Sammlung der Entscheidungen des Schweizerischen Bundesgerichts
Collection des arrêts du Tribunal fédéral suisse
Raccolta delle decisioni del Tribunale federale svizzero

BGE 109 II 234



109 II 234

53. Auszug aus dem Urteil der I. Zivilabteilung vom 25. Oktober 1983 i.S.
Frau S. gegen X. (Berufung) Regeste

    Art. 99 und 472 ff. OR. Haftung des Wirtes für hinterlegte
Kleidungsstücke.

    1. Sorgfaltspflicht des Wirtes, der gegen Entgelt Kleidungsstücke
der Gäste in Verwahrung nimmt.

    2. Keine Pflicht des Gastes, auf den besonderen Wert eines Pelzmantels
hinzuweisen, wenn der Wirt, wie aus den Umständen ersichtlich, auch Gäste
mit kostbaren Kleidern erwartete.

Sachverhalt

    A.- X. führt in der Nähe von St. Moritz ein Restaurant. Am
Silvesterabend 1977 liess er im Untergeschoss, wo sich insbesondere
eine zweite Gaststube und die Toilettenräume befinden, eine zusätzliche
Garderobe einrichten; die ständige liegt im obern Geschoss. Beide
Garderoben wurden an jenem Abend von Frau M. bedient; sie nahm die
Kleidungsstücke, welche die Gäste ablegen wollten, entgegen und übergab
ihnen gegen Bezahlung von Fr. 1.-- je Stück eine Kontrollmarke. Die
Überwachung der Garderoben wurde dadurch erschwert, dass zwischen ihnen
keine direkte Sicht möglich war.

    Etwa um 21 Uhr betrat Frau S. zusammen mit ihrem Mann und ihrer
Tochter das Restaurant. Die Eheleute hinterlegten an der untern
Garderobe je einen Mantel, die Tochter eine Jacke. Als die Eheleute
nach 23 Uhr ihre Kleidungsstücke zurücknehmen wollten, war der Mantel
der Frau verschwunden. Es handelte sich angeblich um einen kanadischen
Wildnerzmantel, dessen Wert Frau S. auf Fr. 25'000.-- schätzte. Die
Polizei stellte fest, dass in der Herren-Toilette ein Gitter, welches das
Fenster abdeckte, gewaltsam aufgebrochen und der Mantel offenbar durch
diese Öffnung ins Freie geschafft worden war; er ist seither verschwunden.

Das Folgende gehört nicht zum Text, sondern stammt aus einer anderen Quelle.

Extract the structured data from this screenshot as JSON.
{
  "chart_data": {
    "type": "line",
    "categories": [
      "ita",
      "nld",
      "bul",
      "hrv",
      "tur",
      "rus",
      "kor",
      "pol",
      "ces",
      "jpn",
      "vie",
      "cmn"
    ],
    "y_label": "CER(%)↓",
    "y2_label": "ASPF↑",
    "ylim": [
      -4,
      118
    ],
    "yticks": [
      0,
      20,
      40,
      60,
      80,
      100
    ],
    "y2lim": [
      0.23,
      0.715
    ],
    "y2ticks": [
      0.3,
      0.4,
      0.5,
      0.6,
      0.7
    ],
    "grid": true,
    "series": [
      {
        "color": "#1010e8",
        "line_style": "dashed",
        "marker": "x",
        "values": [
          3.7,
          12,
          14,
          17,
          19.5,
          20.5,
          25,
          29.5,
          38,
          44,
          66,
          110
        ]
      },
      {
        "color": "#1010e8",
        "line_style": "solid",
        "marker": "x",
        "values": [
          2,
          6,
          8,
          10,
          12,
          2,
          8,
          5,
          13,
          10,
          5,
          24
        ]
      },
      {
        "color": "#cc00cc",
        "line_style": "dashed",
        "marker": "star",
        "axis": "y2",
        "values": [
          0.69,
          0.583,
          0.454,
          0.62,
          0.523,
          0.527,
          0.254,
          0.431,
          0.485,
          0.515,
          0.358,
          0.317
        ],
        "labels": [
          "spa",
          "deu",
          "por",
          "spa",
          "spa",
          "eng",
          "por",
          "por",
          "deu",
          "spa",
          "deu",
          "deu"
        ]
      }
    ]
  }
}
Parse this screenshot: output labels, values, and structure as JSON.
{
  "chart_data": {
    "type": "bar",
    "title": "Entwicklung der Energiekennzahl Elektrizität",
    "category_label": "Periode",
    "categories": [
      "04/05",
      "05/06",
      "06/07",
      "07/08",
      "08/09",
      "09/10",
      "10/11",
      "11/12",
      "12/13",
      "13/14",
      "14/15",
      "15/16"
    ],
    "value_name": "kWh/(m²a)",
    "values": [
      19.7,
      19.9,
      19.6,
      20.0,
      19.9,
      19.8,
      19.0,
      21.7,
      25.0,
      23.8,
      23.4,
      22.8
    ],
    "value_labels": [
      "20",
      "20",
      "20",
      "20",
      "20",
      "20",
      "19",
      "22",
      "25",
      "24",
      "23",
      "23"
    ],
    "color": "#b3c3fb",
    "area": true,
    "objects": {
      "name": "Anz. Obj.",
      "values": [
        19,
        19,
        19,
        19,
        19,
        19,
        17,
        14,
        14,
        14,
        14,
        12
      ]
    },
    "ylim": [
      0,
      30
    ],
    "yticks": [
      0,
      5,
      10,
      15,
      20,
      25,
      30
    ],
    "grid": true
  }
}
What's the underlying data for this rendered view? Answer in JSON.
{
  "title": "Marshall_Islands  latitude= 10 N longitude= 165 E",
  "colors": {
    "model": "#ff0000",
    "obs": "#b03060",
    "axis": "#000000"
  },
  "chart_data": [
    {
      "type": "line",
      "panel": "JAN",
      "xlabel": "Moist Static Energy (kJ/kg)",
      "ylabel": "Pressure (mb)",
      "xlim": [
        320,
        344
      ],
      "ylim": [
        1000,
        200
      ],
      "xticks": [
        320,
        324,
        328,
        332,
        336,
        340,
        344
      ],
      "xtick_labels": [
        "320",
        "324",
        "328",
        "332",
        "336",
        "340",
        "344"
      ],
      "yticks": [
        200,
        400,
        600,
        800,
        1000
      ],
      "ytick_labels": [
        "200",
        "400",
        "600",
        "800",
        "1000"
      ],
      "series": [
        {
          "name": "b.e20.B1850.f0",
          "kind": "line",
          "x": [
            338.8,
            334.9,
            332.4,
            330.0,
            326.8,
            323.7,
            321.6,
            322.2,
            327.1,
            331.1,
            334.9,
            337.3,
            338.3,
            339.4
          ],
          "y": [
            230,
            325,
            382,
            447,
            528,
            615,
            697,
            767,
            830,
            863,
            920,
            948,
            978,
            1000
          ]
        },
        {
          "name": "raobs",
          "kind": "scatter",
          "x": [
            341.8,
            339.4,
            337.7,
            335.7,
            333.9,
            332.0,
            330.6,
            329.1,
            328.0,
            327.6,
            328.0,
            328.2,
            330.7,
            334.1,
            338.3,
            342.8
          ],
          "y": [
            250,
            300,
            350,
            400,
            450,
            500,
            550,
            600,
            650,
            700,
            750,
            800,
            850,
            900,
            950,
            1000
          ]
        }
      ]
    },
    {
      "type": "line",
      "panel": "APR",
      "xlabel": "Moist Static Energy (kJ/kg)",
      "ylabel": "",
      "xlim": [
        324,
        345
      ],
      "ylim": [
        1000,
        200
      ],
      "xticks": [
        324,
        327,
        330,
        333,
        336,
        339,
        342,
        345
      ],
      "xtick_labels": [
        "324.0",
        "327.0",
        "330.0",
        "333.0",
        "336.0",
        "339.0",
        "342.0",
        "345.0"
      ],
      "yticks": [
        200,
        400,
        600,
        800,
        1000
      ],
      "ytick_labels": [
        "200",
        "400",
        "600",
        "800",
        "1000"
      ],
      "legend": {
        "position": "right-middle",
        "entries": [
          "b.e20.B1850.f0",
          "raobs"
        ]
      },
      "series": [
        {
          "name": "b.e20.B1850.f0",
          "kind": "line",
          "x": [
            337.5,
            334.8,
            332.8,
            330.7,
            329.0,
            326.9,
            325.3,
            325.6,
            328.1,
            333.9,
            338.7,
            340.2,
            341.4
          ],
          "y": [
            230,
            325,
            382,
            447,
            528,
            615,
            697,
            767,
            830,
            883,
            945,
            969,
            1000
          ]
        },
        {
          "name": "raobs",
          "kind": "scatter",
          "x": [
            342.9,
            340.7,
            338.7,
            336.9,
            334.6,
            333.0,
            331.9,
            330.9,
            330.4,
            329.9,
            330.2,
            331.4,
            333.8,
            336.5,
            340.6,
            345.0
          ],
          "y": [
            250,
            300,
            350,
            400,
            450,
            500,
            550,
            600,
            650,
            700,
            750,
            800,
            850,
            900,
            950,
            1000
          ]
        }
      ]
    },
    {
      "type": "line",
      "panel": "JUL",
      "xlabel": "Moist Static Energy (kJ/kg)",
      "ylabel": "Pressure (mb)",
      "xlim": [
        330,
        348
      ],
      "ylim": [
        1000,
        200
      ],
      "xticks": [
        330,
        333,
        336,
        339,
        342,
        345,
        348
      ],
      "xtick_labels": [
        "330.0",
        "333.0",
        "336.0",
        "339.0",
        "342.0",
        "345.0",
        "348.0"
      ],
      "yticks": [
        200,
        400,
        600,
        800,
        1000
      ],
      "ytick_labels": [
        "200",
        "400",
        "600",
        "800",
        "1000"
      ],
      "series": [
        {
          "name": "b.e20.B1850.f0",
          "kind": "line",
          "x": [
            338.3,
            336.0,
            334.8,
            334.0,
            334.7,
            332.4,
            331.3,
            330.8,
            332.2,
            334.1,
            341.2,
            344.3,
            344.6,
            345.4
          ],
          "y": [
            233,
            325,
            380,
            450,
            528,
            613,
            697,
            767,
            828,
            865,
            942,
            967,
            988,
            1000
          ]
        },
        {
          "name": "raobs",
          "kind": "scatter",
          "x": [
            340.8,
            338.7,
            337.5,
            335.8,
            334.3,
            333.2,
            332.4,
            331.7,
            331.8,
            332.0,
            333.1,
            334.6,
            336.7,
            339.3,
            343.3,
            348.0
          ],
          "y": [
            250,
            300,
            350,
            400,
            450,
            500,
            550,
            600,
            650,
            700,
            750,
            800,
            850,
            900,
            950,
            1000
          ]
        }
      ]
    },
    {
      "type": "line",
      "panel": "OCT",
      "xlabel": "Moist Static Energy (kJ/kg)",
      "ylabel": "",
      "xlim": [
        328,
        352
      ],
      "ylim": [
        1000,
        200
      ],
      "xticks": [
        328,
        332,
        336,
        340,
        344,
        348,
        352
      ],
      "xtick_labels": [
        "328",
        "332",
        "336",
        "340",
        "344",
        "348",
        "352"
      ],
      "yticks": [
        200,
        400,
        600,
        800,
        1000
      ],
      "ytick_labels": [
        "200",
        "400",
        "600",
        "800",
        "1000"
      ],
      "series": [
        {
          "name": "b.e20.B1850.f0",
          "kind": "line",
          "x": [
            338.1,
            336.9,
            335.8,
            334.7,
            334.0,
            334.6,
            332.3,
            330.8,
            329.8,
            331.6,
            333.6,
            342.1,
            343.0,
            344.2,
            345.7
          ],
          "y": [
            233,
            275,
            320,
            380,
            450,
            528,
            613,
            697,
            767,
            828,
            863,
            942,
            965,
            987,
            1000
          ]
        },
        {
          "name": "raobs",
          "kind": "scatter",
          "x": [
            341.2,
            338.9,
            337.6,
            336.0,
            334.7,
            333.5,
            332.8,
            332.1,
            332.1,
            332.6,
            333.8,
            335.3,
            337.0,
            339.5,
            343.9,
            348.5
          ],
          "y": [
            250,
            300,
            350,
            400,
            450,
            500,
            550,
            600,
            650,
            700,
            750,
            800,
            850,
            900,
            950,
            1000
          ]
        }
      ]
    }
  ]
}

    Frau S. meldete den Diebstahl ihrer Versicherungsgesellschaft, die
ihr Fr. 10'000.-- an den Schaden bezahlte.

    B.- Im Mai 1980 klagte Frau S. gegen X. auf Zahlung von Fr. 10'000.--
nebst 5% Zins seit 1. Januar 1978.

    Das Bezirksgericht Maloja hiess die Klage in vollem Umfang gut. Der
Beklagte appellierte an das Kantonsgericht von Graubünden, das ihn
am 29. November 1982 zur Zahlung von Fr. 5'000.-- nebst 5% Zins seit
16. Oktober 1978 verurteilte. Das Kantonsgericht fand, dass beide Parteien
ein erhebliches Verschulden am Verlust des Nerzmantels treffe und es sich
deshalb rechtfertige, "sie den Schaden nach Hälften" tragen zu lassen.

    C.- Die Klägerin hat gegen dieses Urteil Berufung eingelegt mit dem
Antrag, es aufzuheben und den Beklagten zur Zahlung von Fr. 10'000.--
nebst 5% Zins seit 16. Oktober 1978 zu verpflichten.

    Das Bundesgericht heisst die Berufung gut.

Auszug aus den Erwägungen:

                      Aus den Erwägungen:

Erwägung 2

    2.- Vor Bundesgericht ist nur noch streitig, ob die Klägerin den
Verlust des Mantels mitzuverantworten habe und sich deshalb gemäss
Art. 99 Abs. 3 in Verbindung mit Art. 44 OR eine Kürzung ihrer
Schadenersatzforderung gefallen lassen müsse.

    a) Nach Auffassung des Kantonsgerichts ist ein Mitverschulden der
Klägerin darin zu erblicken, dass sie Frau M. nicht auf den ungewöhnlich
hohen Wert des Pelzmantels aufmerksam gemacht habe; selbst wenn an
jenem Abend in der Umgebung von St. Moritz Frauen in Pelzmänteln keine
Seltenheit gewesen seien, habe der Beklagte nicht damit rechnen müssen,
dass an seiner Garderobe ein derart wertvoller Nerzmantel zusammen mit zwei
ungleich billigeren Kleidungsstücken kommentarlos abgegeben werde. Eine
Aufforderung zu besonders sicherer Verwahrung des kostbaren Mantels sei
nach den Umständen geboten und zumutbar gewesen; die Klägerin habe wissen
müssen, dass die Garderobe am Silvesterabend von vielen Gästen benützt
werde und dass es bei solchen Anlässen nicht nur Verwechslungen, sondern
nach allgemeiner Erfahrung auch Diebstähle geben könnte.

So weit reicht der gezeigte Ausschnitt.